Project

General

Profile

Actions

Bug #4811

closed

incorrect shutdown: mon/MonMap.h: 160: FAILED assert(mon_addr.count(n))

Added by Denis kaganovich about 11 years ago. Updated almost 11 years ago.

Status:
Resolved
Priority:
Urgent
Assignee:
Category:
Monitor
Target version:
-
% Done:

0%

Source:
Development
Tags:
Backport:
Regression:
Severity:
3 - minor
Reviewed:
Affected Versions:
ceph-qa-suite:
Pull request ID:
Crash signature (v1):
Crash signature (v2):

Description

Monitor unable to start after incorrect shutdown. First happened on busy node with swapoff -a (twice), on older version it was long time unable to init mon. Now - after power loss, last "next" give assertion after some attempts to run.

Resolved by recreating unconnected monitor: removed store.db, then
ceph mon getmap -o /tmp/monmap && ceph-mon -i 4 --mkfs --monmap /tmp/monmap

IMHO looks like paxos inconsistent, not repaired state.

Level 10 log attached.


Files

ceph-mon.4.log (114 KB) ceph-mon.4.log Denis kaganovich, 04/25/2013 12:25 AM
ceph-mon.1.log (424 KB) ceph-mon.1.log Denis kaganovich, 04/25/2013 04:44 PM
ceph-mon.3.log (356 KB) ceph-mon.3.log Denis kaganovich, 04/25/2013 07:35 PM
Actions #1

Updated by Denis kaganovich about 11 years ago

PS About 2 previous failures: I just think about RAM limit. It just was so: busy node, long running, swapoff -a (but a lot of RAM "cached", monitor not RAM-aggressive (usually), I use tcmalloc & libatomic, even disable large pages to tcmalloc on this single busy node), twice monitor (single) was absent without any messages anywere, Just no ceph-mon once apon a time. After it monitor unable to start again in similar manner. But now I sure can provide info above, about power failure.

Actions #2

Updated by Denis kaganovich about 11 years ago

Sorry for flooding (this is my morning):

Last failure (on different node then first 2), between power-on and this log generating, node was slowdown and fast frozen (pinging) & rebooted via button: IMHO something eat RAM/swap.
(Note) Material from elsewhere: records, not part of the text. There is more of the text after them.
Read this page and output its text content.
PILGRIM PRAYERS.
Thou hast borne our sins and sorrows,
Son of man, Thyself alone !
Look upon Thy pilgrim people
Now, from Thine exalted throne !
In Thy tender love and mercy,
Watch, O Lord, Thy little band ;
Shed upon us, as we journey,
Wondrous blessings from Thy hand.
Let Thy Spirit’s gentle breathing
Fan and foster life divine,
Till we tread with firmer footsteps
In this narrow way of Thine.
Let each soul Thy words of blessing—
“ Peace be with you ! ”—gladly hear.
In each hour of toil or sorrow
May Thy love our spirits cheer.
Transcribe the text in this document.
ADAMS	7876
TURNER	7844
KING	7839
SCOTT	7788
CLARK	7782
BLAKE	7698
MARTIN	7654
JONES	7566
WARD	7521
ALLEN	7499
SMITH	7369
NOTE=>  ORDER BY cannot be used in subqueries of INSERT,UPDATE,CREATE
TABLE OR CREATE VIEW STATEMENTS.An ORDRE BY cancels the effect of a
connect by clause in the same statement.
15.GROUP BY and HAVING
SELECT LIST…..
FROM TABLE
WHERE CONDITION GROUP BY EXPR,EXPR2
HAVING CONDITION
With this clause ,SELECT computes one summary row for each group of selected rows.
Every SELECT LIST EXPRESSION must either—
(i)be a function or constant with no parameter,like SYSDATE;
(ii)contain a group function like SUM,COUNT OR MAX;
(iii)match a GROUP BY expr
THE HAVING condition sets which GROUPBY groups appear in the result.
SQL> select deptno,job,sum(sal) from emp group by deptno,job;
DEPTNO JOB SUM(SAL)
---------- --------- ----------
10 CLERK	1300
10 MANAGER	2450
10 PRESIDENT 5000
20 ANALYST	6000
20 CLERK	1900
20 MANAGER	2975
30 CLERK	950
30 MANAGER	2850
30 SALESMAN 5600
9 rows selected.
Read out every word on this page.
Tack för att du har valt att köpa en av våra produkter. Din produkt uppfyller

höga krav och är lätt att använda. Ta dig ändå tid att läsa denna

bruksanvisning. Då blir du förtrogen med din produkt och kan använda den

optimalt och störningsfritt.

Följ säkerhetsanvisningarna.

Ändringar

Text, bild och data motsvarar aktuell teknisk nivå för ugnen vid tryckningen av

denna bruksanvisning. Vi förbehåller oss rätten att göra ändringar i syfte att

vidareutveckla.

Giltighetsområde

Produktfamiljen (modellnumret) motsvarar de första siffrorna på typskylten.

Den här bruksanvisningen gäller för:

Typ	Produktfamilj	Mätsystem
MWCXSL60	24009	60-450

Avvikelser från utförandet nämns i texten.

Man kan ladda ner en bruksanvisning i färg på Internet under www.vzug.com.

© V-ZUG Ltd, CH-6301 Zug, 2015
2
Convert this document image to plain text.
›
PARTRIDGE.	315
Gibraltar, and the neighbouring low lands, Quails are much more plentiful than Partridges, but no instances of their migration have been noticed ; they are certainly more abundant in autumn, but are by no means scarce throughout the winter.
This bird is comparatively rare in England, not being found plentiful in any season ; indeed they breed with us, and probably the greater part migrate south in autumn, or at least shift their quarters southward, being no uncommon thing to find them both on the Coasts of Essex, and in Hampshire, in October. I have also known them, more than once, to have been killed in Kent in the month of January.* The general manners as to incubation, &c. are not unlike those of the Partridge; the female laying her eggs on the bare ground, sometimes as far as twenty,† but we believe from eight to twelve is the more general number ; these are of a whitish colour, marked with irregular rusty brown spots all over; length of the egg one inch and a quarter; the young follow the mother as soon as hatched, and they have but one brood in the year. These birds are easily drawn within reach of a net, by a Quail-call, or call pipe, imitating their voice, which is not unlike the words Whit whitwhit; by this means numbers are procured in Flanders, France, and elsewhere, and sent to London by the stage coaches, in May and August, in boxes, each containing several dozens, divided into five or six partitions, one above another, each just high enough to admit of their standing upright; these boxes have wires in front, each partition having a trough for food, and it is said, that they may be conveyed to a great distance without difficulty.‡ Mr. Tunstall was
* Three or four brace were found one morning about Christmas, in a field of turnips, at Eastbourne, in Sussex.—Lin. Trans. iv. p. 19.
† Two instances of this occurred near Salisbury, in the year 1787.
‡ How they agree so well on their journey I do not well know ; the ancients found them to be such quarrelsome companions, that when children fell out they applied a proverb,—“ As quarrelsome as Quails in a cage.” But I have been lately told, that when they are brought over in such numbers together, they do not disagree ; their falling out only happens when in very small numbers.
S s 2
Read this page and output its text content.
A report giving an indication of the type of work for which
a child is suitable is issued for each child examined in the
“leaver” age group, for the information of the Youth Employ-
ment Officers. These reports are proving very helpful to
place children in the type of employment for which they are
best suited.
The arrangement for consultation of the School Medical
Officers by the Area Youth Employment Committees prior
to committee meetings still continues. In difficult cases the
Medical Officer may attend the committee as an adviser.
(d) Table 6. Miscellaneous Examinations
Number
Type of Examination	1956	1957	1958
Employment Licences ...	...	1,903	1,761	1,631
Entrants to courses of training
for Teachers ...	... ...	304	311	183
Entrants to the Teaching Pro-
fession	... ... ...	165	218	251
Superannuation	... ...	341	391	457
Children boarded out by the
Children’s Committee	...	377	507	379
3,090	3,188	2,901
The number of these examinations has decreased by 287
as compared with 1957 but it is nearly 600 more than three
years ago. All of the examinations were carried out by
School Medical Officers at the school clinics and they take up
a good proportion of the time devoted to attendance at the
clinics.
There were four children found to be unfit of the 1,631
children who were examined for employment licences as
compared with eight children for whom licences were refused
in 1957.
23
Possible (but unsure) this bug prefixed by memory bombing, probably - from monitor (there no time to lookup). (now swapoff on all 3 nodes)

Actions #3

Updated by Ian Colle about 11 years ago

  • Priority changed from Normal to Urgent
Actions #4

Updated by Greg Farnum about 11 years ago

  • Category set to Monitor
Actions #5

Updated by Sage Weil about 11 years ago

Just to clarify: this failed startup is happening only after you did the manual repair (remove store.db, replace monmap)?

We want to get to the bottom of the memory usage piece, either way.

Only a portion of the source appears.